Animationssoftware Pencil - ein Überblick

Pencil ist ein kostenloses Open-Source-Programm, mit dem Sie zeichnen und malen sowie 2D-Animationen erstellen können.

Das Programm läuft unter Mac OS X, Windows und Linux. Bislang gibt es nur eine englische Version. Download und Dokumentation: http://www.les-stooges.org/pascal/pencil.

Getestet: Version 0.4.3b

Auf der Pencil-Homepage gibt es eine knappe Dokumentation zum Programm. Im Folgenden finden Sie ein paar zusätzliche Anmerkungen.

Die Programmoberfläche ist übersichtlich und ordentlich. Links befinden sich die Werkzeuge mit den Werkzeugoptionen, rechts die Farbpalette mit einem Tool zur Feineinstellung der Farben. Am unteren Programmrand befindet sich die Zeitleiste und in der Mitte die Malfläche.

Dateien speichern und öffnen

Pencil kennt keine proprietäre Dateiendung. Entweder vergeben Sie nur einen Dateinamen ohne Endung oder Sie vergeben, der besseren Übersicht wegen, die Dateiendung PENCIL, damit Sie auch nach ein paar Monaten noch wissen, mit welchem Programm Sie diese Datei erstellt haben.

Um eine neue Projektdatei zu speichern, klicken Sie File -> Save As. Bilder können Sie auf diese Weise nicht speichern. Als Bildformate stehen Ihnen JPEG und PNG zur Verfügung. Um diese Bilder zu speichern, klicken Sie File -> Export -> Image Sequence (die bei meinem Test exportierten JPG-Bilder waren leider leer - 0 KB). Sie können nicht einzelne Frames als Bilder exportieren, sondern Sie erhalten beim Export für jeden Frame ein Bild - auch für diejenigen Frames, die vom Programm automatisch gefüllt wurden. Die letzteren sind einfach nur Kopien des vorangehenden Keyframes.

Pencil erstellt für jede gespeicherte Datei einen Ordner gleichen Namens, in dem sich eine XML-Datei und die Einzelbilder im PNG-Format befinden. Diese Bilder werden pro Keyframe erzeugt. Die XML-Datei enthält die Farbpalette, das heißt, eine Liste von Farben mit ihren Rot-, Grün- und Blauanteilen. Sie können die Farbpalette auch in dieser XML-Datei bearbeiten.

Zeichen- und Malfunktionen

Sie können Pencil als Malprogramm benutzen, um Bitmap- oder Vektorgrafiken zu zeichnen. Da es sich hier um eine frühe Programmversion handelt, gibt es nur einen beschränkten Umfang an Zeichen- und Malfunktionen.

Im Gegensatz zu manchen Malprogrammen, können Sie in Pencil nicht einen selektierten Bereich  mithilfe des Füllwerkzeugs mit Farbe füllen. Um eine Fläche mit Farbe zu füllen, müssen Sie zuerst eine geschlossene Form zeichnen.

Die Pipette funktioniert nur auf einer BMP-Ebene, nicht auf einer Vektorebene.

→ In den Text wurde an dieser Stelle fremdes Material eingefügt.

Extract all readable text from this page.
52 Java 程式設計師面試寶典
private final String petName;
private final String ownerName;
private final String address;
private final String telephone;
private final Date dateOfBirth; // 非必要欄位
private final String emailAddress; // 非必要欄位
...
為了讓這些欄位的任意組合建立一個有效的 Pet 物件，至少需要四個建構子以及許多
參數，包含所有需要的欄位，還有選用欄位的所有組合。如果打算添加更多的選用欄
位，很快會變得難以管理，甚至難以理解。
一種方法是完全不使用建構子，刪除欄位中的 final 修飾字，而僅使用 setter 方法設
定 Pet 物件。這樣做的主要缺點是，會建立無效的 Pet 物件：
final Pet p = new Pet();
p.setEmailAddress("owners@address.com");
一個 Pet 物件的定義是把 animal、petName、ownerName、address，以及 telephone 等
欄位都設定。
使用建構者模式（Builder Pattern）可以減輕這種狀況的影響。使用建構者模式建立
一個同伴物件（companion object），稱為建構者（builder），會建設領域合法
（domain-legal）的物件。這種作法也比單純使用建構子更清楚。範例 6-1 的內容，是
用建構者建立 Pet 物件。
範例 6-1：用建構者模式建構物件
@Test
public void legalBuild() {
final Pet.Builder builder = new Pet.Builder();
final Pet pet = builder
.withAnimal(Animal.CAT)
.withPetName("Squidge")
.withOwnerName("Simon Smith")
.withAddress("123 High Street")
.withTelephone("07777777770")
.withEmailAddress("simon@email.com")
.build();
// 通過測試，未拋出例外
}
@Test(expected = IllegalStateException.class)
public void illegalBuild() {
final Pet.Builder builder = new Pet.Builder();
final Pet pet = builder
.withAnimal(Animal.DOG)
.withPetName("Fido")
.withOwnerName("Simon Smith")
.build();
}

Sie haben die Möglichkeit, mehrere Vektor- und Bitmap-Ebenen anzulegen. Pencil unterscheidet sich von anderen Zeichenprogrammen außerdem durch die unbegrenzte Malfläche. Beim Export in ein Bild wird jedoch nur der Bereich exportiert, der auf der angezeigten Malfläche zu sehen ist.

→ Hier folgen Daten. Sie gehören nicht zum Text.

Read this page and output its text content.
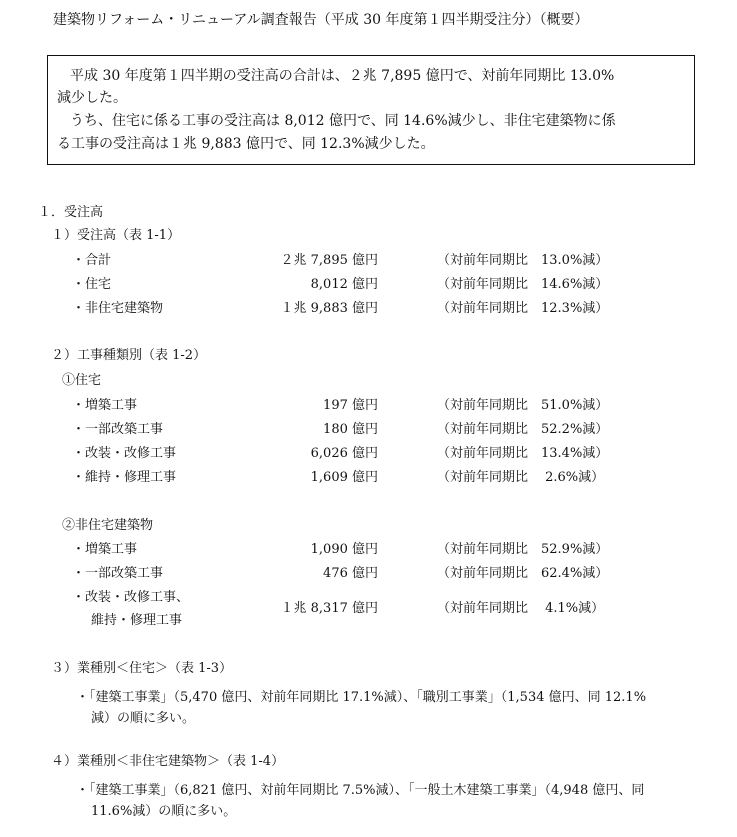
建築物リフォーム・リニューアル調査報告（平成 30 年度第１四半期受注分）（概要）
平成 30 年度第１四半期の受注高の合計は、２兆 7,895 億円で、対前年同期比 13.0%
減少した。
うち、住宅に係る工事の受注高は 8,012 億円で、同 14.6%減少し、非住宅建築物に係
る工事の受注高は１兆 9,883 億円で、同 12.3%減少した。
１．受注高
１）受注高（表 1-1）
・合計	２兆 7,895 億円	（対前年同期比　13.0%減）
・住宅	8,012 億円	（対前年同期比　14.6%減）
・非住宅建築物	１兆 9,883 億円	（対前年同期比　12.3%減）
２）工事種類別（表 1-2）
①住宅
・増築工事	197 億円	（対前年同期比　51.0%減）
・一部改築工事	180 億円	（対前年同期比　52.2%減）
・改装・改修工事	6,026 億円	（対前年同期比　13.4%減）
・維持・修理工事	1,609 億円	（対前年同期比　 2.6%減）
②非住宅建築物
・増築工事	1,090 億円	（対前年同期比　52.9%減）
・一部改築工事	476 億円	（対前年同期比　62.4%減）
・改装・改修工事、
維持・修理工事
１兆 8,317 億円	（対前年同期比　 4.1%減）
３）業種別＜住宅＞（表 1-3）
・「建築工事業」（5,470 億円、対前年同期比 17.1%減）、「職別工事業」（1,534 億円、同 12.1%
減）の順に多い。
４）業種別＜非住宅建築物＞（表 1-4）
・「建築工事業」（6,821 億円、対前年同期比 7.5%減）、「一般土木建築工事業」（4,948 億円、同
11.6%減）の順に多い。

Eine sehr nützliche Funktion ist die Möglichkeit, die Farbpalette an das jeweilige Zeichen- oder Malprojekt anzupassen. Sie können ganz problemlos Farben aus der Palette entfernen und gewünschte Farben hinzufügen. Die veränderte Farbpalette speichern Sie mit dem Projekt.

Animation

Die Animationsfunktionen sind noch rudimentär. Es gibt eine Zeitleiste und die Möglichkeit, Keyframes zu setzen. Es gibt Zwiebelschichten, die es erlauben, die verschiedenen Ebenen zu sehen. Der Animationsprozess selbst ist der Arbeit mit Leuchttisch und Transparentpapier noch sehr nahe, da Sie zum Beispiel kein Knochengerüst anlegen können, um die Animation zu erleichtern. Auch fehlt eine automatische Füllung zwischen den Keyframes, wie es die Benutzer von manchen kommerziellen Animationsprogrammen kennen.

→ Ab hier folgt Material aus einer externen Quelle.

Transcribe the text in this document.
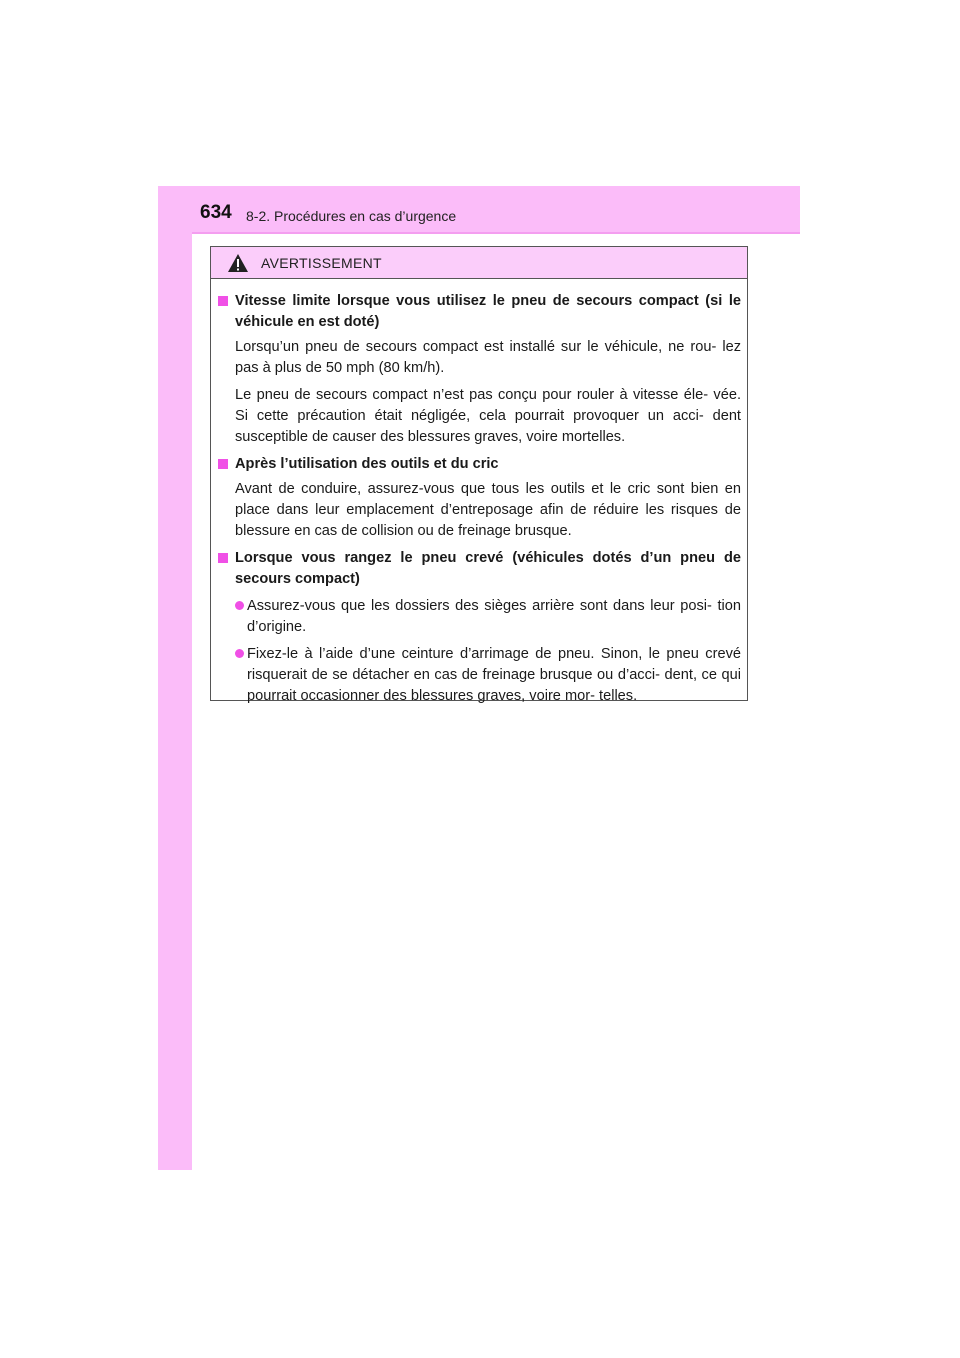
634 8-2. Procédures en cas d’urgence
AVERTISSEMENT
Vitesse limite lorsque vous utilisez le pneu de secours compact (si le véhicule en est doté)
Lorsqu’un pneu de secours compact est installé sur le véhicule, ne rou- lez pas à plus de 50 mph (80 km/h).
Le pneu de secours compact n’est pas conçu pour rouler à vitesse éle- vée. Si cette précaution était négligée, cela pourrait provoquer un acci- dent susceptible de causer des blessures graves, voire mortelles.
Après l’utilisation des outils et du cric
Avant de conduire, assurez-vous que tous les outils et le cric sont bien en place dans leur emplacement d’entreposage afin de réduire les risques de blessure en cas de collision ou de freinage brusque.
Lorsque vous rangez le pneu crevé (véhicules dotés d’un pneu de secours compact)
Assurez-vous que les dossiers des sièges arrière sont dans leur posi- tion d’origine.
Fixez-le à l’aide d’une ceinture d’arrimage de pneu. Sinon, le pneu crevé risquerait de se détacher en cas de freinage brusque ou d’acci- dent, ce qui pourrait occasionner des blessures graves, voire mor- telles.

Ihre fertige Animation können Sie im Flash-Format (SWF) exportieren.

Fazit

Für ein Programm, das noch nicht einmal Version 1 ist, ist schon einiges geboten. Ich bin jedenfalls gespannt, welche Funktionen in der nächsten Programmversion enthalten sind. Schön wäre es, wenn der Export in Filmformate wie AVI und MOV möglich wäre.